Jack White was the most curious of the three for me. I'm no great fan of The White Stripes (I like a few of their songs, especially 'Icky Thump' and 'Seven Nation Army' but am pretty meh about most of their stuff, and The Raconteurs leave me completely cold). White is the most self consciously artistic of the trio, and also the most image conscious. Perhaps tellingly, White talks about his childhood while roaming around rural blues country Tennessee; only later is it revealed that he grew up in suburban Detroit. This doesn't take anything away from his music or influences, but he does come across as a little insecure and feeling like he has things to prove, mainly to himself. He is a definite counterpoint to the other two more classical rock guitarists. White states quite early on in the piece that one of his ambitions from the meeting is to get Page and Edge to teach him some of their tricks. Another telling, and fascinating part of the film is when Page demonstrates how he used distortion by playing the riff to 'Whole lotta love'; White is visibly trying to stay cool, but "oh my god, Jimmy freakin' Page is playing 'Whole lotta love' right-here-in-front-of-me!" is written all over his face, a look quickly replaced by furious concentration as he tries to decipher Page's technique. The Edge on the other hand is clearly just content to enjoy the awesomeness of the moment.
This film was awesome and instantly earned a place in my top five favourite documentaries. I'd recommend it for anyone with an interest in rock music and why it sounds the way it does, and anyone learning to play guitar. The film doesn't just feature music from the three artists, their influences and inspirations are also given free reign, and it would be a soundtrack well worth picking up.
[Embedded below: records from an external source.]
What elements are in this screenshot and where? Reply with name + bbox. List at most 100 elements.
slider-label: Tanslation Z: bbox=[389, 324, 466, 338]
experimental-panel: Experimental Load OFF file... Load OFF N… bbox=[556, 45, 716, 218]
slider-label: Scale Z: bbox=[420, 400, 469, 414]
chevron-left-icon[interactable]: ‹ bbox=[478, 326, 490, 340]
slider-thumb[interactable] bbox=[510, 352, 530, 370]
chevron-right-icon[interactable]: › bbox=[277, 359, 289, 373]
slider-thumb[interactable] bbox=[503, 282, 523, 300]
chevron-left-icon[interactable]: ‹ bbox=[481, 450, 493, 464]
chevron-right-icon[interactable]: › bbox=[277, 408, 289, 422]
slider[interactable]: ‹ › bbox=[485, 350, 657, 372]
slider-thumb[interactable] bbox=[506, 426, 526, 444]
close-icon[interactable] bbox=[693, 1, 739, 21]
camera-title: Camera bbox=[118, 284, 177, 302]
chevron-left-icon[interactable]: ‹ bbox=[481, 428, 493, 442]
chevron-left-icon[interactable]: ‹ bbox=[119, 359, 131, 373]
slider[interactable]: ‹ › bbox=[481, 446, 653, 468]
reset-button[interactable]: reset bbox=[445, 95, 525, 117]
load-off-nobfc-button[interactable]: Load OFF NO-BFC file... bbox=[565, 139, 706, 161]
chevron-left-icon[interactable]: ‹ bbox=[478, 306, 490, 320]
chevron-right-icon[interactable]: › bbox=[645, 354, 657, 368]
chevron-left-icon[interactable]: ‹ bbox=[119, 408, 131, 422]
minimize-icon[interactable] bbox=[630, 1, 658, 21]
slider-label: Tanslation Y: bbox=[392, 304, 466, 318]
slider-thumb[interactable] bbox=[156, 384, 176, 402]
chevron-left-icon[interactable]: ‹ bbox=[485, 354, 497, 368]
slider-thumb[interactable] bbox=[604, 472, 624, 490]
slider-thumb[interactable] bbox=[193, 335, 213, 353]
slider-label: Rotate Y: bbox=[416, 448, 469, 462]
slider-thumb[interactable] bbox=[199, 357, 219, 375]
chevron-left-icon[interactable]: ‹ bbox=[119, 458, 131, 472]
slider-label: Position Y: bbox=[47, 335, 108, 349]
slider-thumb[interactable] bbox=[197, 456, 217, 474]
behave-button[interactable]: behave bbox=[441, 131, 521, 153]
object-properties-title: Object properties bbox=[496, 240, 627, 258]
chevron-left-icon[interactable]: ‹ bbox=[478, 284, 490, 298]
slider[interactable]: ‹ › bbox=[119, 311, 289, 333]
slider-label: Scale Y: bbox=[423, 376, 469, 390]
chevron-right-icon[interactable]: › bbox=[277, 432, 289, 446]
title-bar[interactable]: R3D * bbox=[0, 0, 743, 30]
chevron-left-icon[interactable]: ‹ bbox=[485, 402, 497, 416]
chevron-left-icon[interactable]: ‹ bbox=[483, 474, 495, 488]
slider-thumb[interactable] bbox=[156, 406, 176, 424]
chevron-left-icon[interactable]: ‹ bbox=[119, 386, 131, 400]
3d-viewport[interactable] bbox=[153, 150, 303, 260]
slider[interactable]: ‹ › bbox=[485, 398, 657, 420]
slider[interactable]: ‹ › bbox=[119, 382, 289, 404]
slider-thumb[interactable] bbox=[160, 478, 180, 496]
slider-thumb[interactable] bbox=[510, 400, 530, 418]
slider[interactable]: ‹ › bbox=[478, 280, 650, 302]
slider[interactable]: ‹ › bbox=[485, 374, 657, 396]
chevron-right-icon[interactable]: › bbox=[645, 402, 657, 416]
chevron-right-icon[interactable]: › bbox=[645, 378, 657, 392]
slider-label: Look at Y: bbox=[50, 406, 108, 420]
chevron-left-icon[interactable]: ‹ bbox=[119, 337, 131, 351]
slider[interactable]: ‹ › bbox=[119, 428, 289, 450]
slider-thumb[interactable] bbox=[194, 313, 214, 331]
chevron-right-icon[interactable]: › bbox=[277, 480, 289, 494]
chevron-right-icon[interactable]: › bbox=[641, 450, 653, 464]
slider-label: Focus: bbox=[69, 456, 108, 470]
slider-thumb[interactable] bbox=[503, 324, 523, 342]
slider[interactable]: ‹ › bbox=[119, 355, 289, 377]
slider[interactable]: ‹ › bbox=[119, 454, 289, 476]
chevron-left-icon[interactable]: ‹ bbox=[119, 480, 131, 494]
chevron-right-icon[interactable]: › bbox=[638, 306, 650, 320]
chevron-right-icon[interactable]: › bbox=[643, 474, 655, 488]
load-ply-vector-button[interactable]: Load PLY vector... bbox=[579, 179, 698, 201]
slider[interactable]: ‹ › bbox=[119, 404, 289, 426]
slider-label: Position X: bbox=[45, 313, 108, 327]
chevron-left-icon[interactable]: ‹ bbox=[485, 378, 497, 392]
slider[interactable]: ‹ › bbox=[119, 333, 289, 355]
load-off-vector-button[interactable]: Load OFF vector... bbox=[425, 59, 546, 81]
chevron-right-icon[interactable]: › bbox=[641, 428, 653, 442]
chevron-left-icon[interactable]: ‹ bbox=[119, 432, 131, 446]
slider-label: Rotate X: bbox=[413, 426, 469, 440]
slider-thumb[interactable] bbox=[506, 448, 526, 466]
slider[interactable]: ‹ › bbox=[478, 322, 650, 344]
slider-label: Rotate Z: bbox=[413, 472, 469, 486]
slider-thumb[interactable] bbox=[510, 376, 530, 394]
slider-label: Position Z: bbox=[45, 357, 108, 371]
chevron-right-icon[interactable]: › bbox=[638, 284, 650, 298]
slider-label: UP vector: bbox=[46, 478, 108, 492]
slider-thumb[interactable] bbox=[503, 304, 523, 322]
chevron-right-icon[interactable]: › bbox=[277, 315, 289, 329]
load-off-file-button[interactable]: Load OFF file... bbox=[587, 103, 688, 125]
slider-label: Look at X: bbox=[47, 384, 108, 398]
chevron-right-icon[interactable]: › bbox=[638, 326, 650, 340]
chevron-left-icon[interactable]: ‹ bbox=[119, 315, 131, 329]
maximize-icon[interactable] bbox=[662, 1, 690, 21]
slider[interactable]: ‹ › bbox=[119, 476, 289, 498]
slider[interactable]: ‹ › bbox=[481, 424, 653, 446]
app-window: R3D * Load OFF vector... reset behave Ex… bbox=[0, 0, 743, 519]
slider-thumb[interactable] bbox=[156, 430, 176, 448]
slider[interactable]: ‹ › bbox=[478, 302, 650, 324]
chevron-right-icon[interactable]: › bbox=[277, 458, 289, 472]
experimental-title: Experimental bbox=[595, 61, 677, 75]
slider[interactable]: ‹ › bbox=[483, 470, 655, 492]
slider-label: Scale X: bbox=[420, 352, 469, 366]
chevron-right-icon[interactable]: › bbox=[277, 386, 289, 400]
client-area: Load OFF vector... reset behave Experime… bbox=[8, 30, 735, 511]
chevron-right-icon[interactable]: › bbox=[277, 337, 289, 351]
I left the theatre wanting to see more, and also wanting to go and resume trying to learn to play the guitar I have at home. It's that sort of film.
1 comment:
Ditto. I really liked it.
I think it's a format you could repeat fairly successfully. Try it with three drummers....
I'm imagining what it would be like with song-writers or directors, but it might lose something there. They can't really 'jam' together.
The guitar is a quite unique thing in that sense - such a social instrument. There is a real comraderie between people who can play the guitar - even if only a tiny bit. It's like a little cult..... 'You can do an F chord? Sweet. How are your callouses?'
You should at least take up the ukulele :) Infinitley easier to begin with.